- Directed by: The Teng Chun
- Written by: Kwee Tek Hoay
- Produced by: The Teng Chun
- Cinematography: The Teng Chun
- Production company: Cino Motion Pictures
- Release date: 1931 (Dutch East Indies);
- Country: Dutch East Indies

= Boenga Roos dari Tjikembang (film) =

1931 film

Boenga Roos dari Tjikembang (literally Rose from Cikembang) is a 1931 film from the Dutch East Indies directed, produced, and filmed by The Teng Chun. Based on a 1927 novel of the same name, it follows the complicated romantic situations of two generations of ethnic Chinese in the Indies. An early example of domestic sound films, the film was remade in 1975.

==Plot==
The plantation worker Oh Ay Ceng must leave his beloved, Marsiti, after his father arranges for him to marry his boss' daughter Gwat Nio. Accepting this in melancholy, Marsiti tells Oh to follow his father's wishes and leaves; she later leaves the plantation and dies. Gwat's father reveals that Marsiti had been his daughter with a native mistress and hints at another secret, one which he is unable to tell before he too dies.

Together, Oh and Gwat have a child named Lily. When she is older, Lily is betrothed to Sim Bian Koen, the child of a rich plantation owner. When Lily dies, Sim threatens to go to Guangdong and join the army there. Before his departure he goes back to his father's plantation. On the way, he is shocked when he meets Roosminah, Oh's illegitimate child with Marsiti who greatly resembles her half-sister, at a graveyard. Eventually Sim and Roosminah are married.

==Background==
Boenga Roos dari Tjikembang was produced, directed, and filmed by The Teng Chun, a peranakan Chinese film importer who had studied in Hollywood in the early 1920s before going to Shanghai to work in the film industry; for the film he established his own studio, Cino Motion Pictures. The single-system camera used on the film was borrowed from a Mr Lemmens, a teacher at the Technische Hoogeschool in Bandung (now the Bandung Institute of Technology). The film was based on the best-selling novel of the same name by Kwee Tek Hoay, which had been published over several instalments in Panorama in 1927; this story had later been adapted as a stage play by the Union Dalia Opera.

At the time, sound films had been shown in the Dutch East Indies for several years, beginning with Fox Movietone Follies of 1929 and The Rainbow Man (both 1929). The Dutch film director George Krugers had released Karnadi Anemer Bangkong the year before; although that film has been credited as the first talkie, the sinologist Leo Suryadinata gives Boenga Roos dari Tjikembang as the colony's first talkie. These early films had poor sound and lots of static.

==Release and reception==
Boenga Roos dari Tjikembang was released in 1931. It was reportedly well received by its target audience, the ethnic Chinese, although tickets for natives remained unsold. The film critic Andjar Asmara, writing for Doenia Film, was highly critical of the film as he considered its sound quality quite poor. By the following year they had returned with another Chinese-oriented film, Sam Pek Eng Tay, based on the Chinese legend The Butterfly Lovers.

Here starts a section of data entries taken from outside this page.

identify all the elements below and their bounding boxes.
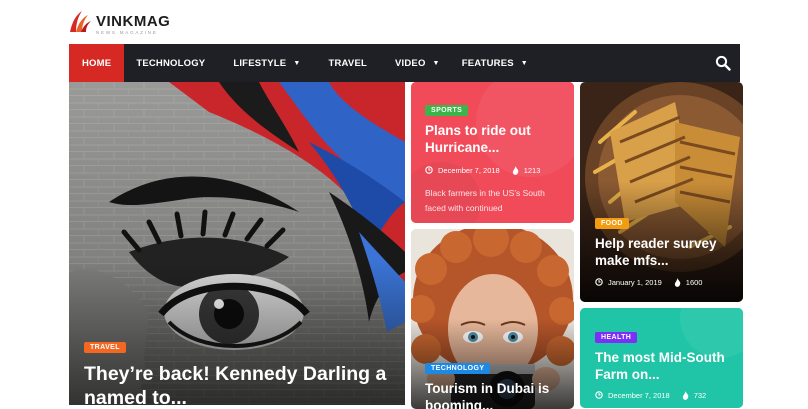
logo-mark-icon bbox=[70, 11, 91, 32]
nav-item-video[interactable]: VIDEO ▼ bbox=[381, 44, 454, 82]
technology-post-card[interactable]: TECHNOLOGY Tourism in Dubai is booming..… bbox=[411, 229, 574, 409]
chevron-down-icon: ▼ bbox=[293, 59, 301, 67]
main-navigation: HOME TECHNOLOGY LIFESTYLE ▼ TRAVEL VIDEO… bbox=[69, 44, 740, 82]
nav-item-lifestyle[interactable]: LIFESTYLE ▼ bbox=[221, 44, 314, 82]
nav-item-home[interactable]: HOME bbox=[69, 44, 125, 82]
clock-icon bbox=[425, 166, 433, 175]
health-post-title[interactable]: The most Mid-South Farm on... bbox=[595, 350, 740, 384]
search-icon[interactable] bbox=[715, 55, 731, 71]
flame-icon bbox=[674, 277, 681, 287]
sports-post-card[interactable]: SPORTS Plans to ride out Hurricane... De… bbox=[411, 82, 574, 223]
nav-item-label: VIDEO bbox=[394, 57, 426, 69]
category-badge[interactable]: FOOD bbox=[595, 218, 629, 229]
post-excerpt: Black farmers in the US’s South faced wi… bbox=[425, 187, 545, 213]
logo-tagline: NEWS MAGAZINE bbox=[96, 30, 158, 35]
nav-item-travel[interactable]: TRAVEL bbox=[314, 44, 381, 82]
nav-item-label: LIFESTYLE bbox=[233, 57, 287, 69]
nav-item-label: FEATURES bbox=[461, 57, 514, 69]
food-post-title[interactable]: Help reader survey make mfs... bbox=[595, 236, 735, 270]
food-post-card[interactable]: FOOD Help reader survey make mfs... Janu… bbox=[580, 82, 743, 302]
hero-post-title[interactable]: They’re back! Kennedy Darling a named to… bbox=[84, 362, 394, 405]
chevron-down-icon: ▼ bbox=[432, 59, 440, 67]
clock-icon bbox=[595, 278, 603, 287]
category-badge[interactable]: TRAVEL bbox=[84, 342, 126, 353]
logo-title: VINKMAG bbox=[96, 13, 171, 30]
flame-icon bbox=[512, 165, 519, 175]
category-badge[interactable]: SPORTS bbox=[425, 105, 469, 116]
health-post-card[interactable]: HEALTH The most Mid-South Farm on... Dec… bbox=[580, 308, 743, 408]
site-logo[interactable]: VINKMAG NEWS MAGAZINE bbox=[68, 8, 170, 38]
category-badge[interactable]: HEALTH bbox=[595, 332, 638, 343]
nav-item-label: HOME bbox=[82, 57, 112, 69]
sports-post-title[interactable]: Plans to ride out Hurricane... bbox=[425, 123, 565, 157]
flame-icon bbox=[682, 390, 689, 400]
nav-item-features[interactable]: FEATURES ▼ bbox=[454, 44, 540, 82]
nav-item-label: TRAVEL bbox=[328, 57, 367, 69]
post-date: December 7, 2018 bbox=[608, 390, 670, 400]
post-views: 732 bbox=[693, 390, 707, 400]
nav-item-technology[interactable]: TECHNOLOGY bbox=[124, 44, 221, 82]
chevron-down-icon: ▼ bbox=[520, 59, 528, 67]
post-views: 1600 bbox=[685, 277, 703, 287]
category-badge[interactable]: TECHNOLOGY bbox=[425, 363, 491, 374]
clock-icon bbox=[595, 391, 603, 400]
post-views: 1213 bbox=[523, 165, 541, 175]
post-date: December 7, 2018 bbox=[438, 165, 500, 175]
hero-post-card[interactable]: TRAVEL They’re back! Kennedy Darling a n… bbox=[69, 82, 405, 405]
nav-item-label: TECHNOLOGY bbox=[136, 57, 206, 69]
post-date: January 1, 2019 bbox=[608, 277, 662, 287]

The film is likely a lost film. The American visual anthropologist Karl G. Heider writes that all Indonesian films from before 1950 are lost. However, JB Kristanto's Katalog Film Indonesia (Indonesian Film Catalogue) records several as having survived at Sinematek Indonesia's archives, and Biran writes that several Japanese propaganda films have survived at the Netherlands Government Information Service.

In 1975 Boenga Roos dari Tjikembang was remade by Fred Young and Rempo Urip under the updated title Bunga Roos dari Cikembang. Although the main points of the story remained the same, several of the Chinese names were Indonesianised: Oh Ay Cheng, for example, was renamed Wiranta, while Gwat Nio was changed to Salmah.